The primary outcome studied was the incidence rate of VAP in each group. The secondary outcomes analyzed were duration of ICU stay, duration of hospital stay, in hospital mortality rate, and type and antibiotic sensitivity of organisms cultured. The patients were followed up for a period of 3 wks or till discharge, whichever was earlier. VAP was defined as pneumonia occurring >48 hrs after endotracheal intubation and mechanical ventilation. Children who were extubated were followed up till 48 hrs after extubation. The age appropriate diagnostic criteria given by the Centers for Disease Control and Prevention was used to diagnose VAP in patients with no evidence of preexisting pneumonia. In patients with underlying pneumonia, worsening of the clinical and radiological findings given by the Centers for Disease Control and Prevention was used to suspect VAP. The BAL samples cultured on days 1 and 3 were considered as the baseline. Any subsequent change in BAL flora was then used to diagnose a case of VAP. BAL samples were collected using the protected nonbronchoscopic mini BAL technique. Semi-quantitative cultures were used, and the presence of >10,000 colony forming units/mL was deemed significant.

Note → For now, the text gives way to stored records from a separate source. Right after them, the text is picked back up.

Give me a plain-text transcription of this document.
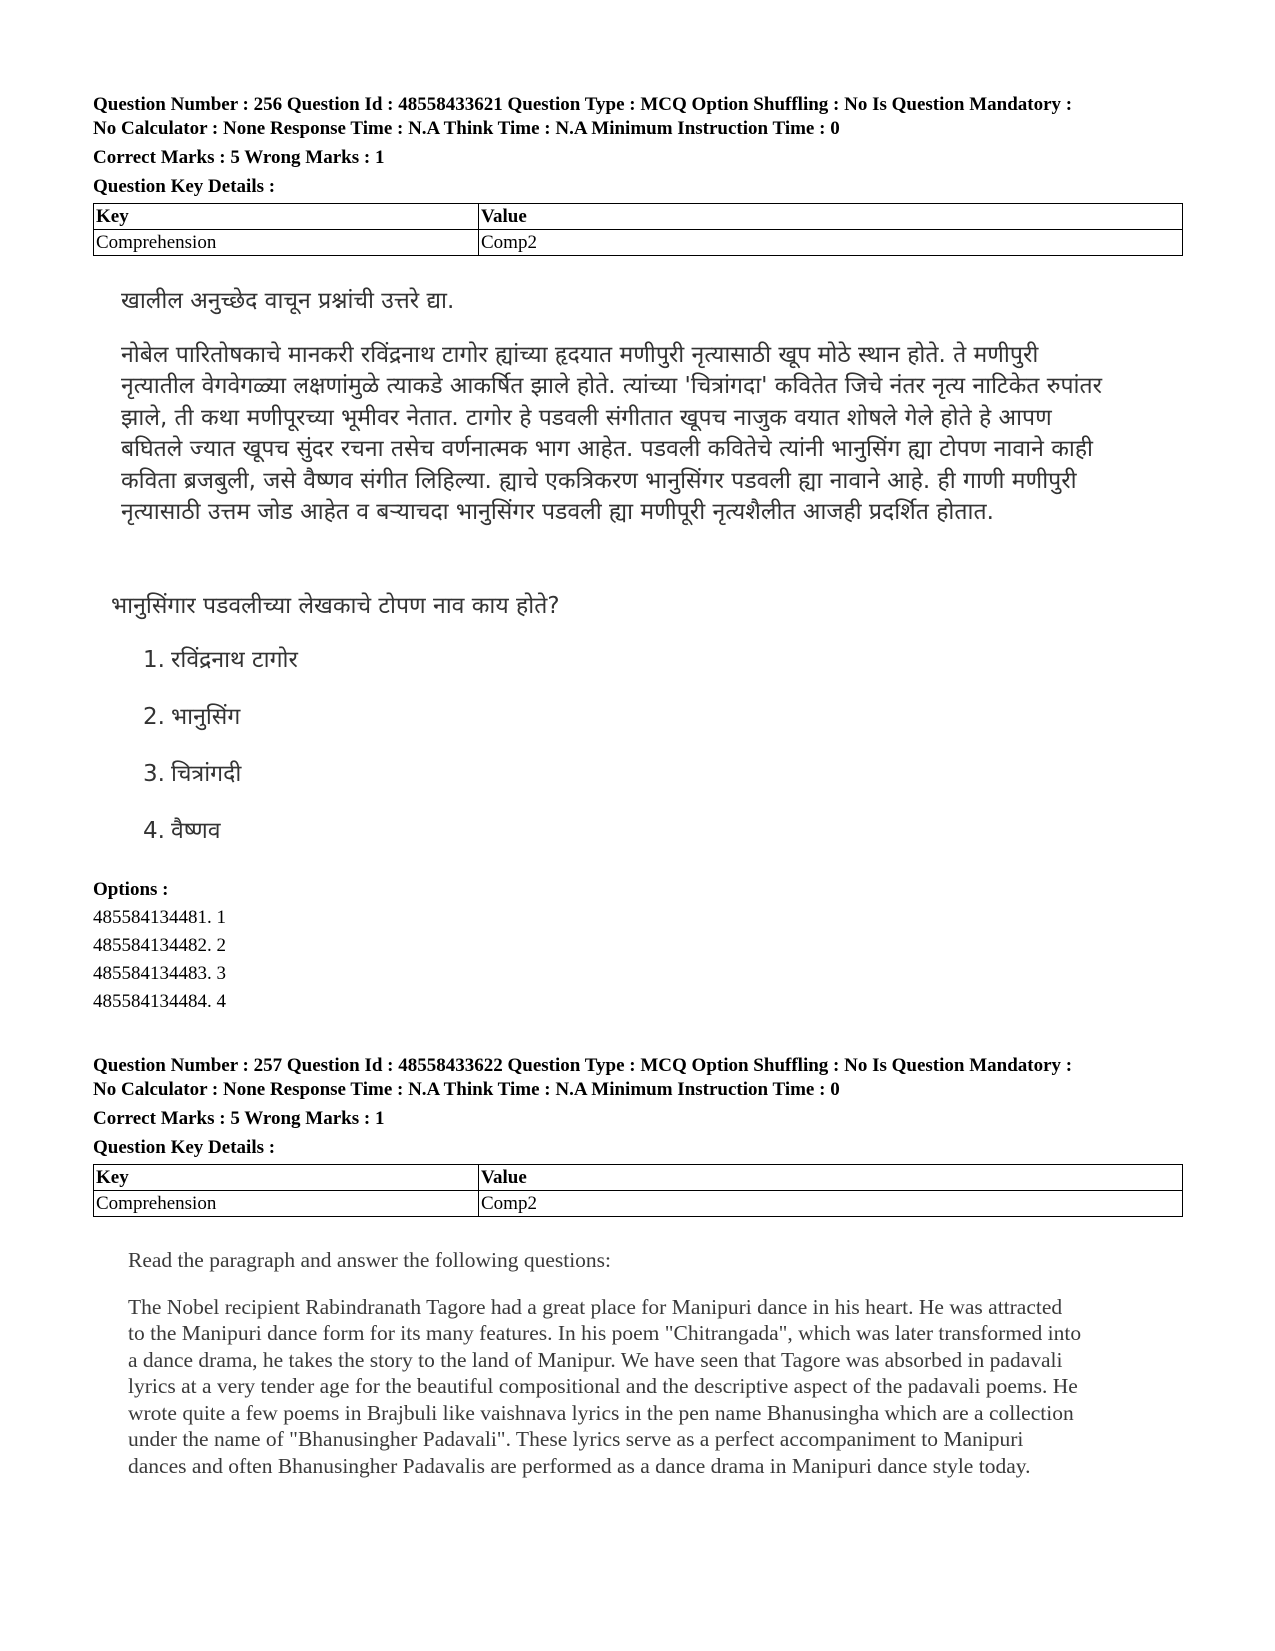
Question Number : 256 Question Id : 48558433621 Question Type : MCQ Option Shuffling : No Is Question Mandatory :
No Calculator : None Response Time : N.A Think Time : N.A Minimum Instruction Time : 0
Correct Marks : 5 Wrong Marks : 1
Question Key Details :
Key	Value
Comprehension	Comp2
खालील अनुच्छेद वाचून प्रश्नांची उत्तरे द्या.
नोबेल पारितोषकाचे मानकरी रविंद्रनाथ टागोर ह्यांच्या हृदयात मणीपुरी नृत्यासाठी खूप मोठे स्थान होते. ते मणीपुरी
नृत्यातील वेगवेगळ्या लक्षणांमुळे त्याकडे आकर्षित झाले होते. त्यांच्या 'चित्रांगदा' कवितेत जिचे नंतर नृत्य नाटिकेत रुपांतर
झाले, ती कथा मणीपूरच्या भूमीवर नेतात. टागोर हे पडवली संगीतात खूपच नाजुक वयात शोषले गेले होते हे आपण
बघितले ज्यात खूपच सुंदर रचना तसेच वर्णनात्मक भाग आहेत. पडवली कवितेचे त्यांनी भानुसिंग ह्या टोपण नावाने काही
कविता ब्रजबुली, जसे वैष्णव संगीत लिहिल्या. ह्याचे एकत्रिकरण भानुसिंगर पडवली ह्या नावाने आहे. ही गाणी मणीपुरी
नृत्यासाठी उत्तम जोड आहेत व बऱ्याचदा भानुसिंगर पडवली ह्या मणीपूरी नृत्यशैलीत आजही प्रदर्शित होतात.
भानुसिंगार पडवलीच्या लेखकाचे टोपण नाव काय होते?
1. रविंद्रनाथ टागोर
2. भानुसिंग
3. चित्रांगदी
4. वैष्णव
Options :
485584134481. 1
485584134482. 2
485584134483. 3
485584134484. 4
Question Number : 257 Question Id : 48558433622 Question Type : MCQ Option Shuffling : No Is Question Mandatory :
No Calculator : None Response Time : N.A Think Time : N.A Minimum Instruction Time : 0
Correct Marks : 5 Wrong Marks : 1
Question Key Details :
Key	Value
Comprehension	Comp2
Read the paragraph and answer the following questions:
The Nobel recipient Rabindranath Tagore had a great place for Manipuri dance in his heart. He was attracted
to the Manipuri dance form for its many features. In his poem "Chitrangada", which was later transformed into
a dance drama, he takes the story to the land of Manipur. We have seen that Tagore was absorbed in padavali
lyrics at a very tender age for the beautiful compositional and the descriptive aspect of the padavali poems. He
wrote quite a few poems in Brajbuli like vaishnava lyrics in the pen name Bhanusingha which are a collection
under the name of "Bhanusingher Padavali". These lyrics serve as a perfect accompaniment to Manipuri
dances and often Bhanusingher Padavalis are performed as a dance drama in Manipuri dance style today.
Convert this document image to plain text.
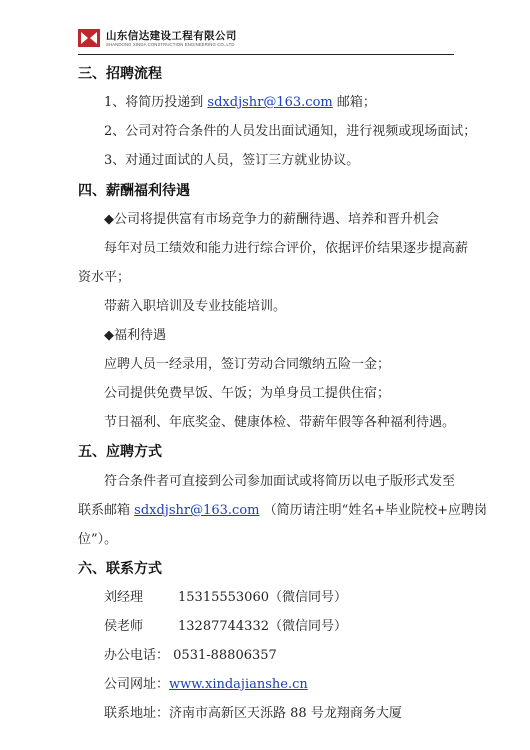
山东信达建设工程有限公司
SHANDONG XINDA CONSTRUCTION ENGINEERING CO.,LTD
三、招聘流程
1、将简历投递到 sdxdjshr@163.com 邮箱；
2、公司对符合条件的人员发出面试通知，进行视频或现场面试；
3、对通过面试的人员，签订三方就业协议。
四、薪酬福利待遇
◆公司将提供富有市场竞争力的薪酬待遇、培养和晋升机会
每年对员工绩效和能力进行综合评价，依据评价结果逐步提高薪
资水平；
带薪入职培训及专业技能培训。
◆福利待遇
应聘人员一经录用，签订劳动合同缴纳五险一金；
公司提供免费早饭、午饭；为单身员工提供住宿；
节日福利、年底奖金、健康体检、带薪年假等各种福利待遇。
五、应聘方式
符合条件者可直接到公司参加面试或将简历以电子版形式发至
联系邮箱 sdxdjshr@163.com （简历请注明“姓名+毕业院校+应聘岗
位”）。
六、联系方式
刘经理	15315553060（微信同号）
侯老师	13287744332（微信同号）
办公电话： 0531-88806357
公司网址：www.xindajianshe.cn
联系地址：济南市高新区天泺路 88 号龙翔商务大厦
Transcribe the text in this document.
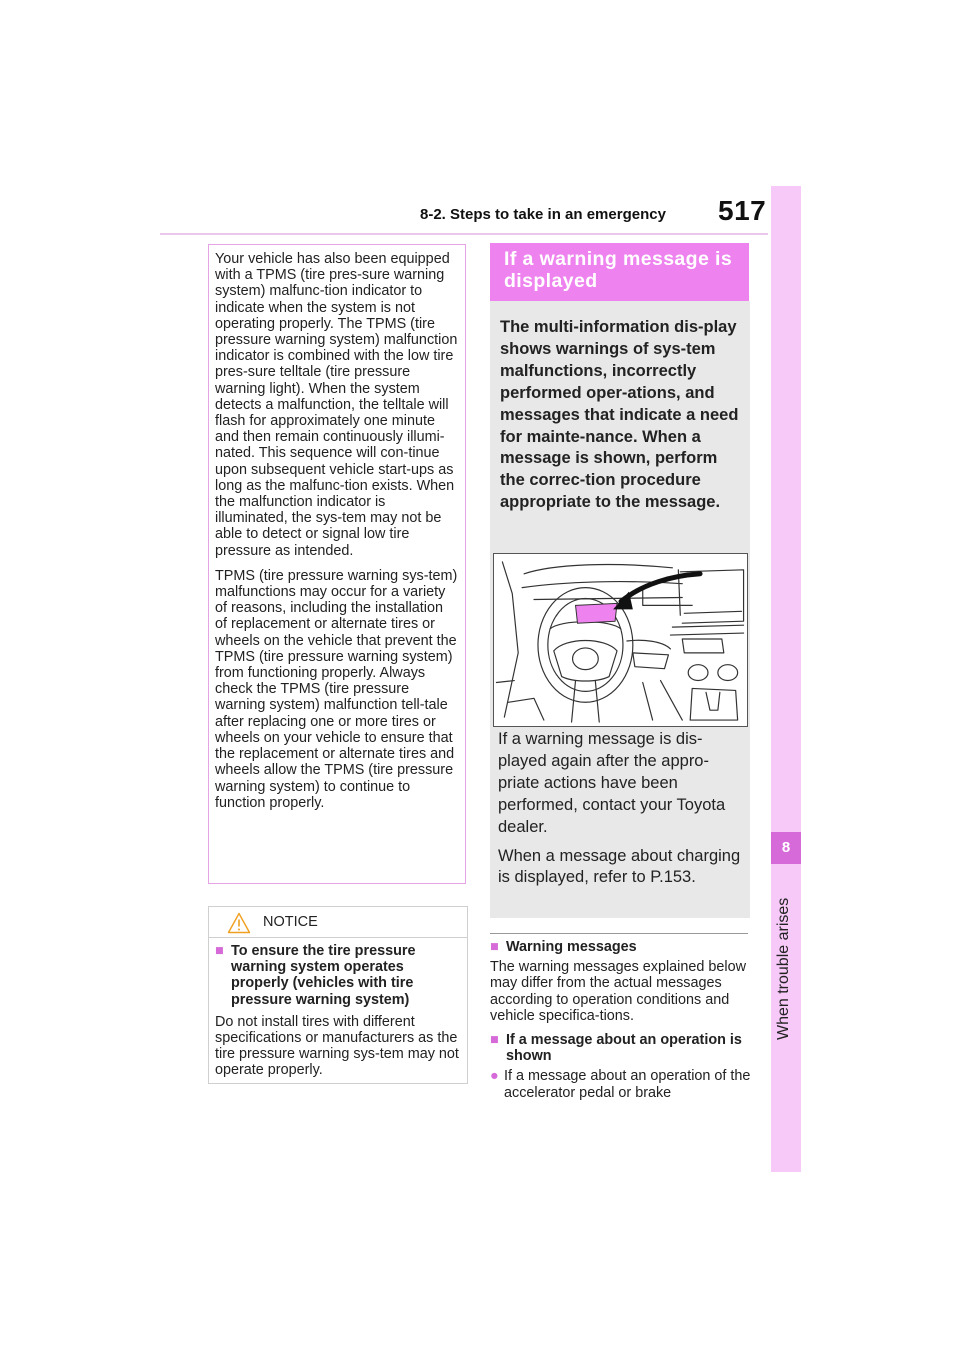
8-2. Steps to take in an emergency 517
8
When trouble arises

Your vehicle has also been equipped with a TPMS (tire pres-sure warning system) malfunc-tion indicator to indicate when the system is not operating properly. The TPMS (tire pressure warning system) malfunction indicator is combined with the low tire pres-sure telltale (tire pressure warning light). When the system detects a malfunction, the telltale will flash for approximately one minute and then remain continuously illumi-nated. This sequence will con-tinue upon subsequent vehicle start-ups as long as the malfunc-tion exists. When the malfunction indicator is illuminated, the sys-tem may not be able to detect or signal low tire pressure as intended.

TPMS (tire pressure warning sys-tem) malfunctions may occur for a variety of reasons, including the installation of replacement or alternate tires or wheels on the vehicle that prevent the TPMS (tire pressure warning system) from functioning properly. Always check the TPMS (tire pressure warning system) malfunction tell-tale after replacing one or more tires or wheels on your vehicle to ensure that the replacement or alternate tires and wheels allow the TPMS (tire pressure warning system) to continue to function properly.

NOTICE
■ To ensure the tire pressure warning system operates properly (vehicles with tire pressure warning system)
Do not install tires with different specifications or manufacturers as the tire pressure warning sys-tem may not operate properly.
If a warning message is displayed
The multi-information dis-play shows warnings of sys-tem malfunctions, incorrectly performed oper-ations, and messages that indicate a need for mainte-nance. When a message is shown, perform the correc-tion procedure appropriate to the message.

If a warning message is dis-played again after the appro-priate actions have been performed, contact your Toyota dealer.

When a message about charging is displayed, refer to P.153.

■ Warning messages
The warning messages explained below may differ from the actual messages according to operation conditions and vehicle specifica-tions.
■ If a message about an operation is shown
● If a message about an operation of the accelerator pedal or brake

Based on the estimated prevalence of VAP in our PICU of 40% (unpublished data) and an expected 50% fall in the rates of VAP, for an 80% power of the study and 5% α error, the calculated sample size was found to be 91 in each group. The trial was designed to be time driven, and the final analysis was scheduled in April 2009. The final analysis was performed as planned with the analyst remaining blinded to the intervention, and since no trend toward a significant difference between the two interventions was found in any of the analyzed parameters, further enrollment was stopped in April 2009.
The data analysis was performed using STATA 9.0 software, on an intention to treat basis. The baseline variables were compared, and the primary and secondary outcomes were analyzed in two groups—chlorhexidine group and placebo group. Chi-square or Fisher's exact test were used for categorical variables, and Wilcoxon rank-sum test was used for continuous variables to evaluate statistical significance.